Methods:Patients with severe axon loss from high ulnar nerve injury were divided into 3 groups: RETS, ETE or decompression at the elbow. In the nerve transfer groups, decompression was also done at Guyon's canal. Electrophysiology measures were used to quantify the regeneration of AIN and ulnar nerve fibres to the intrinsic hand muscles while functional recovery was evaluated using key pinch strength. Between-group comparisons at baseline and recovery in each group were tracked post-surgically at regular intervals over 3 years.
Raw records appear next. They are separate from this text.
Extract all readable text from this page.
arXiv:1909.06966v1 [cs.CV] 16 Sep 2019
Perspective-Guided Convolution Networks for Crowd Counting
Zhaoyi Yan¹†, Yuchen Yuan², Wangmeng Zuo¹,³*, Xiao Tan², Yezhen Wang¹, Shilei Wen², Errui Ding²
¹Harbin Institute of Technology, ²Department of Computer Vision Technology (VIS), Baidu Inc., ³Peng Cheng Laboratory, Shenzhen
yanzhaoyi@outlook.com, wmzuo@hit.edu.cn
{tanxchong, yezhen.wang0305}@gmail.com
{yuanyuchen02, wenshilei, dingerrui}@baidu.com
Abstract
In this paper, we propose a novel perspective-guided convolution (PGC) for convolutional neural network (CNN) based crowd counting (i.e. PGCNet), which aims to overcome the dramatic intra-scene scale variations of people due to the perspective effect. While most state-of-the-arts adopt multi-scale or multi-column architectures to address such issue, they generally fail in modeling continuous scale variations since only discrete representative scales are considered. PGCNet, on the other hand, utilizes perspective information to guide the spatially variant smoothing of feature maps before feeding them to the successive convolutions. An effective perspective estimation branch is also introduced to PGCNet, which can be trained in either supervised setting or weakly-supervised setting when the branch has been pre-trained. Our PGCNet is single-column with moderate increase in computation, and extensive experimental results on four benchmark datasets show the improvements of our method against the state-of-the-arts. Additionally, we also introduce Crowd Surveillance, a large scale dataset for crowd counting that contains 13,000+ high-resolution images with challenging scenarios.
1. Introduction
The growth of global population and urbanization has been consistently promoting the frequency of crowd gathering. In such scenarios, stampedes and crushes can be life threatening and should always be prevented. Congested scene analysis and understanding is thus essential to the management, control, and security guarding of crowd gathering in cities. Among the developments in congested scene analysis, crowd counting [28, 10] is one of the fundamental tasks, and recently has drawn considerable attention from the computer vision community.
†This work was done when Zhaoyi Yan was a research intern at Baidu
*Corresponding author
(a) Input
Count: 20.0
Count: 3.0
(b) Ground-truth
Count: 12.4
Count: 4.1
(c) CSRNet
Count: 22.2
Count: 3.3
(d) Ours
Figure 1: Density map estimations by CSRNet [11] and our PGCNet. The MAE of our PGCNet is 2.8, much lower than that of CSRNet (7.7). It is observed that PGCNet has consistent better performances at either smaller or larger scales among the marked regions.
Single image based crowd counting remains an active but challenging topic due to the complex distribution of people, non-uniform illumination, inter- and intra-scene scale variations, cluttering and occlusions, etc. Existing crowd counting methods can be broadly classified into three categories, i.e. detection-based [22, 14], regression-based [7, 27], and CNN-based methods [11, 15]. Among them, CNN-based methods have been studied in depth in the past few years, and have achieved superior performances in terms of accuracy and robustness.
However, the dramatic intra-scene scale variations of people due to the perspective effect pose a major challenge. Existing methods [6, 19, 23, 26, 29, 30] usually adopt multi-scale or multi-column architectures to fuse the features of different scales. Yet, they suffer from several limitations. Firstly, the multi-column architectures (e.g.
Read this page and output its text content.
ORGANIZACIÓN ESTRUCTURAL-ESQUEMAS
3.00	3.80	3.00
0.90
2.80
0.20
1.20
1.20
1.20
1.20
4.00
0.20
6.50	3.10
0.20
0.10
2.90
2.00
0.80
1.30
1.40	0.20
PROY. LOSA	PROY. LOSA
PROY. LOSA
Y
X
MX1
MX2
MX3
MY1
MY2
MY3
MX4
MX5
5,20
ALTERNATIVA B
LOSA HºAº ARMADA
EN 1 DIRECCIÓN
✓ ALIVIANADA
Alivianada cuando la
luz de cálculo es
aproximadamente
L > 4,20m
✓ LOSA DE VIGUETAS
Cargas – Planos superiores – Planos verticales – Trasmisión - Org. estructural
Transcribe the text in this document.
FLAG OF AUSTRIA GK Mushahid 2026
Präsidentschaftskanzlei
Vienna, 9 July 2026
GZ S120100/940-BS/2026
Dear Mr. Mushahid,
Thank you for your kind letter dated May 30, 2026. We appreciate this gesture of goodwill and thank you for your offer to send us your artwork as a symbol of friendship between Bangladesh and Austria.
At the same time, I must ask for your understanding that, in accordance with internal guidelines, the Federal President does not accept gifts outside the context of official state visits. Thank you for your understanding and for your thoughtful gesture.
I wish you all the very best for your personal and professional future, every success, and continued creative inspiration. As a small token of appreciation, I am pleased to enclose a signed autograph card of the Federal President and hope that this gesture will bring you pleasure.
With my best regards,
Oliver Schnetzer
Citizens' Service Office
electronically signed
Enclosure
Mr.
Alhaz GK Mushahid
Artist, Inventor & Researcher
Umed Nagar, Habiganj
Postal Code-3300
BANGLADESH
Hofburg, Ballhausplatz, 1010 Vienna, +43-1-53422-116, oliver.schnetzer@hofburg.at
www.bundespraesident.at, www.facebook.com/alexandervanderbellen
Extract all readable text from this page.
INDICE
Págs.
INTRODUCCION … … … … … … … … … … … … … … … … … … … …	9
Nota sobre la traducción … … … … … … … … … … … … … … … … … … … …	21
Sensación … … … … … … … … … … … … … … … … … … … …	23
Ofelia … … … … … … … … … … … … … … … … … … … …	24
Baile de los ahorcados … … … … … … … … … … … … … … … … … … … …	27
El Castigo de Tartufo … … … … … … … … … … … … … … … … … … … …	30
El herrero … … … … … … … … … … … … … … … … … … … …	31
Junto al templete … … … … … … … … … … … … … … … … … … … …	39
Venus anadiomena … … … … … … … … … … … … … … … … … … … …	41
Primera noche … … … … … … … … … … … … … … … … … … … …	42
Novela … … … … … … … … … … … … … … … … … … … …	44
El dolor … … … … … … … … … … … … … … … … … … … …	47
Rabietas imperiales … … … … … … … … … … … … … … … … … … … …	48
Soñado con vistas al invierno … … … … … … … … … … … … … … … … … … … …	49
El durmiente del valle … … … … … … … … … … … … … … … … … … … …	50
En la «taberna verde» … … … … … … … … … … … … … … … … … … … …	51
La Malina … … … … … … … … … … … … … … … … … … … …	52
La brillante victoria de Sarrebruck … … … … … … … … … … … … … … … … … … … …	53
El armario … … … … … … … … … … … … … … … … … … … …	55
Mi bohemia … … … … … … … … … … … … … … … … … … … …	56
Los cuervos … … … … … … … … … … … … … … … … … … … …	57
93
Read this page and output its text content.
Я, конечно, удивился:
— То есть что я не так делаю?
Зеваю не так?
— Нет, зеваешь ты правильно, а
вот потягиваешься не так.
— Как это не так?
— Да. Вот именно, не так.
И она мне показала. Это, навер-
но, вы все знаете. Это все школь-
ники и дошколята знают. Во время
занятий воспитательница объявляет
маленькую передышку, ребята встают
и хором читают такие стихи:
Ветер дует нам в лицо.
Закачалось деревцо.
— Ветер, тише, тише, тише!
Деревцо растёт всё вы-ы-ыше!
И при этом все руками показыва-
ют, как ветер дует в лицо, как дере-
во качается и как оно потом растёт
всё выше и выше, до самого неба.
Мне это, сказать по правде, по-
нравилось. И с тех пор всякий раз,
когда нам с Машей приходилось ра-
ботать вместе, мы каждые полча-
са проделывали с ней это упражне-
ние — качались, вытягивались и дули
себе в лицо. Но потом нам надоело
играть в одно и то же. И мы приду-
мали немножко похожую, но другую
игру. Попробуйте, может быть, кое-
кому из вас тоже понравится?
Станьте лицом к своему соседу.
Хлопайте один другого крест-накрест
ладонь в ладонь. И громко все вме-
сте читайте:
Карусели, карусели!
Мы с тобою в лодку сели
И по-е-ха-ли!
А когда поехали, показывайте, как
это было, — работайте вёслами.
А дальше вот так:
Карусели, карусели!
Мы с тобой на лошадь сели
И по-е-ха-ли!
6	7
Results:Sixty patients (RETS n=25; ETE=15; decompression n=20) from four centres in Western Canada were enrolled. All patients had nerve compression at the elbow except 10 patients in the ETE group had high ulnar nerve laceration or traction injury. At baseline, the extent of axon loss was more severe in the ETE compared to the other 2 groups. Post-surgically, no axonal growth from the AIN to the hypothenar muscles was seen in any of the RETS patients while significant regrowth was found in all ETE patients with corresponding functional improvement. While there was no significant improvement in CMAP amplitudes in the decompression and RETS group, key pinch strength significantly improved in the RETS group but not in the decompression group.
Conclusions: Although ETE nerve transfer results in significant physiological and functional improvements, the treatment is only applicable to patients with severe or complete axonal loss injury. While there was no significant motor reinnervation following RETS, the key pinch strength nevertheless improved. The underlying explanation for this will require further investigation.